Quindi possiamo stare tranquilli almeno per quanto riguarda il latte, ma meno per i cereali e la frutta su cui la muffa prolifera più facilmente.

In Africa e in Asia spesso non si riesce a garantire conservazione ottimale degli alimenti

Il dato è inquietante, in quanto studi epidemiologici hanno confermato che le popolazioni africane e asiatiche che consumano cereali e frutta contaminate da aflatossine, presentano un costante incremento di casi di cancro, soprattutto nei soggetti di età compresa tra 30 e 35 anni.

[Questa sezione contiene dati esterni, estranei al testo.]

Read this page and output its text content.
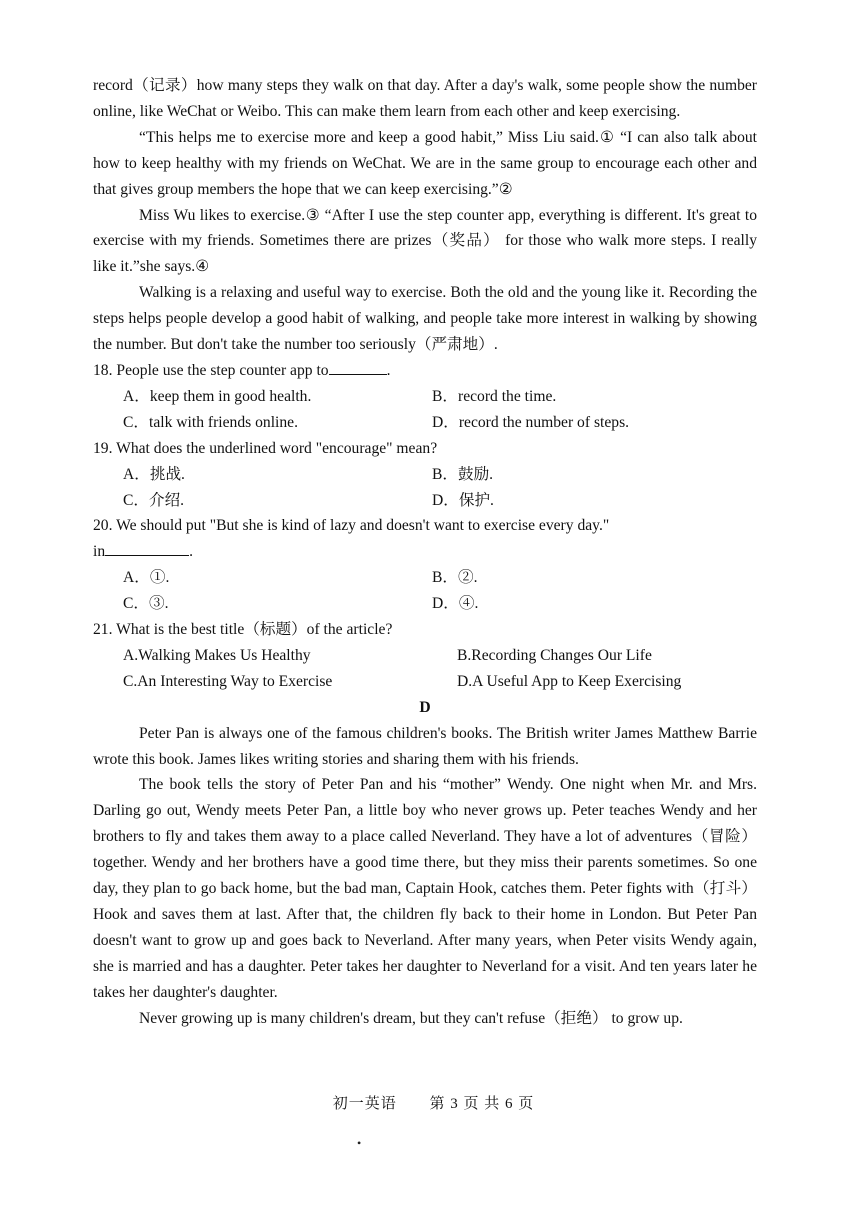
record（记录）how many steps they walk on that day. After a day's walk, some people show the number online, like WeChat or Weibo. This can make them learn from each other and keep exercising.

“This helps me to exercise more and keep a good habit,” Miss Liu said.① “I can also talk about how to keep healthy with my friends on WeChat. We are in the same group to encourage each other and that gives group members the hope that we can keep exercising.”②

Miss Wu likes to exercise.③ “After I use the step counter app, everything is different. It's great to exercise with my friends. Sometimes there are prizes（奖品） for those who walk more steps. I really like it.”she says.④

Walking is a relaxing and useful way to exercise. Both the old and the young like it. Recording the steps helps people develop a good habit of walking, and people take more interest in walking by showing the number. But don't take the number too seriously（严肃地）.

18. People use the step counter app to	.

A．keep them in good health.	B．record the time.
C．talk with friends online.	D．record the number of steps.

19. What does the underlined word "encourage" mean?

A．挑战.	B．鼓励.
C．介绍.	D．保护.

20. We should put "But she is kind of lazy and doesn't want to exercise every day."

in	.

A．①.	B．②.
C．③.	D．④.

21. What is the best title（标题）of the article?

A.Walking Makes Us Healthy	B.Recording Changes Our Life
C.An Interesting Way to Exercise	D.A Useful App to Keep Exercising

D

Peter Pan is always one of the famous children's books. The British writer James Matthew Barrie wrote this book. James likes writing stories and sharing them with his friends.

The book tells the story of Peter Pan and his “mother” Wendy. One night when Mr. and Mrs. Darling go out, Wendy meets Peter Pan, a little boy who never grows up. Peter teaches Wendy and her brothers to fly and takes them away to a place called Neverland. They have a lot of adventures（冒险）together. Wendy and her brothers have a good time there, but they miss their parents sometimes. So one day, they plan to go back home, but the bad man, Captain Hook, catches them. Peter fights with（打斗）Hook and saves them at last. After that, the children fly back to their home in London. But Peter Pan doesn't want to grow up and goes back to Neverland. After many years, when Peter visits Wendy again, she is married and has a daughter. Peter takes her daughter to Neverland for a visit. And ten years later he takes her daughter's daughter.

Never growing up is many children's dream, but they can't refuse（拒绝） to grow up.

初一英语 第 3 页 共 6 页
•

L'organismo umano, contrariamente a quello dei ruminanti, non possiede enzimi in grado di degradare l'aflatossina. Pertanto, il consumo prolungato di alimenti contaminati incrementa notevolmente il rischio di contrarre neoplasie epatiche. La FAO (Food and Agriculture Organization) ha fissato alcuni limiti di tollerabilità relativi alla presenza di tossine negli alimenti.+

In generale, la somma di tutte le aflatossine (B1, B2, G1, G2, M1 ed M2) non deve superare i 10 nanogrammi per grammo di alimento. Anche se i limiti restrittivi vengono rispettati nei paesi sviluppati o in via di sviluppo, non si può dire lo stesso per le popolazioni del Terzo Mondo che tuttora soffrono la fame e sono vittime delle più svariate malattiecome la malaria. Inoltre, i dati relativi alla maggiore incidenza del cancro al fegato comportano l'incremento delle spese sanitarie in paesi già tristemente tartassati dal debito pubblico e dalla miseria.